Gestion des matières résiduelles : Sherbrooke parmi les premières de classe

Parmi les 10 plus grandes villes du Québec, Sherbrooke est celle qui enfouit le moins de déchets résidentiels par habitant, selon les relevés produits par le ministère du Développement durable, de l’Environnement et de la Lutte contre les changements climatiques. Si on y ajoute les déchets enfouis en provenance des ICI (Institutions, Commerces et Industries), Sherbrooke arrive en deuxième place parmi les villes les plus performantes du Québec.

C’est ce qui ressort du bilan 2017 du Programme de gestion des matières résiduelles (PGMR) déposé au dernier conseil municipal.

Ainsi, en 2017, la quantité de déchets résidentiels enfouis atteignait 172 kilogrammes par habitant (kg/hab.). En tenant compte des déchets issus des ICI, le ratio est de 429 kg/hab., comparativement à 420 kg/hab. pour la municipalité de Lévis, qui occupe la première place au Québec.

« Cela démontre un engagement de la population envers la valorisation des matières résiduelles au détriment de l’enfouissement », a indiqué Denis Gélinas, du Service de la planification urbaine et du développement durable.

Le bilan 2017 indique en outre que les Sherbrookois ont généré 76 714 tonnes de matières résiduelles et que 59 % de ces matières ont été valorisées.

Le chargé de projet Patrice Charbonneau a pour sa part indiqué que les Sherbrookois ne se contentent pas seulement de placer leurs bacs vert et brun à la rue. Ils sont aussi de plus en plus nombreux à se rendre dans un écocentre pour y déposer leurs déchets.

« D’année en année, on observe une augmentation des visites dans nos écocentres. En 2017, on a marqué un record avec une augmentation de 10 % par rapport à l’année précédente, a déclaré M. Charbonneau. On a aussi atteint un record au chapitre du tonnage déposé dans les écocentres avec 14 500 tonnes.

« Et à l’heure actuelle, quand on regarde les données 2018, je risque de venir vous dire la même chose l’année prochaine, car la popularité continue », a précisé M. Charbonneau.

L’objectif du Plan de gestion des matières résiduelles était d’atteindre 450 kg/hab. en enfouissement.

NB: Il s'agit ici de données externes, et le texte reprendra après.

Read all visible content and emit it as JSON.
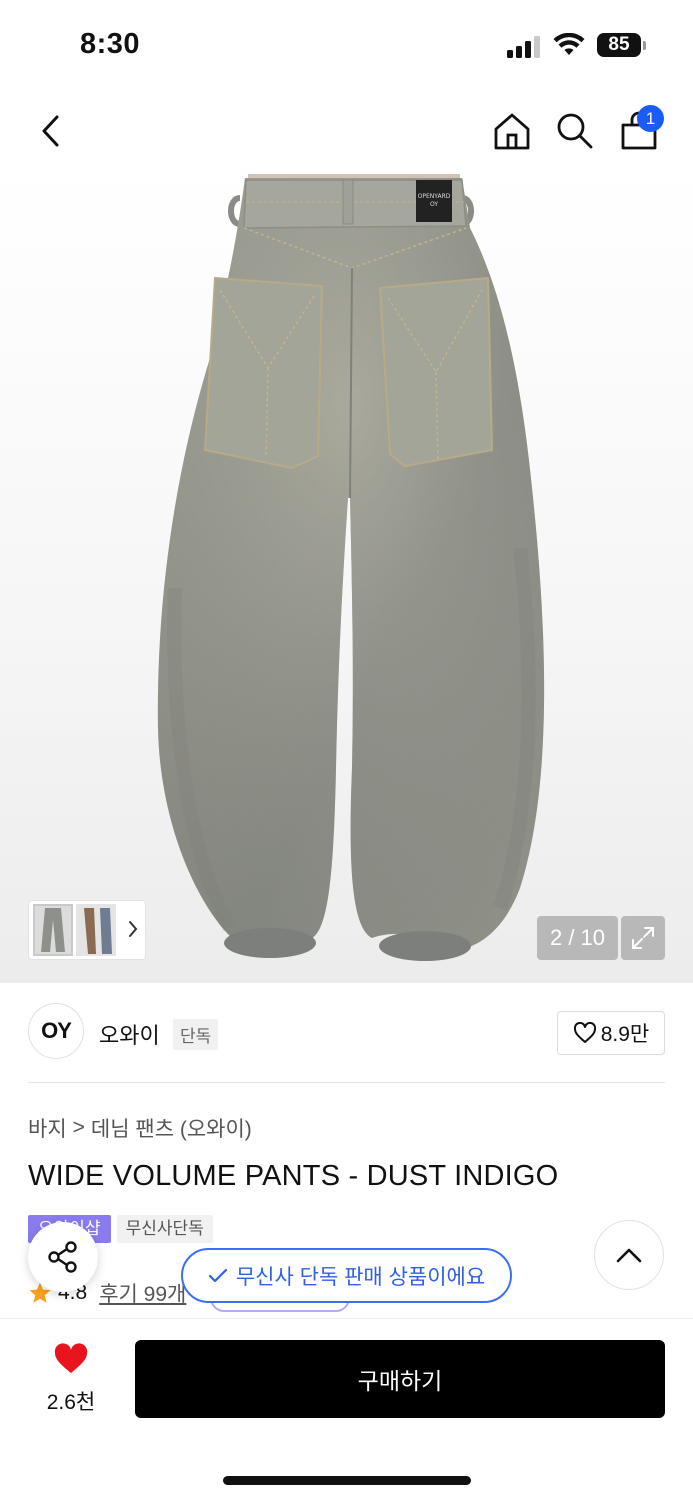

Pour ce qui est du taux de valorisation des matières récupérées en milieu résidentiel, celui s’établit à 60 % depuis 2012. « Il faut se rappeler que les déchets ont été triés par Valoris. Donc notre performance est attribuable au fait d’avoir trié les déchets. Or, le fait que les lignes soient arrêtées, les performances futures devraient être moindres », a prévenu le chargé de projet.

Enfin, Denis Gélinas a souligné que Sherbrooke a pu toucher plus de 300 000 $ en boni du ministère pour sa performance au chapitre des matières organiques (bac brun), notamment grâce au fait que 96 % des immeubles de cinq logements et moins sont dotés de tels bacs. Le ministère verse des redevances supplémentaires aux villes où plus de 50 % des immeubles à logements disposent de bacs bruns.

À cet effet, M. Gélinas a rappelé qu’un des objectifs du Plan de gestion des matières résiduelles du Québec est d’interdire l’enfouissement de matières organiques à compter de l’année 2020.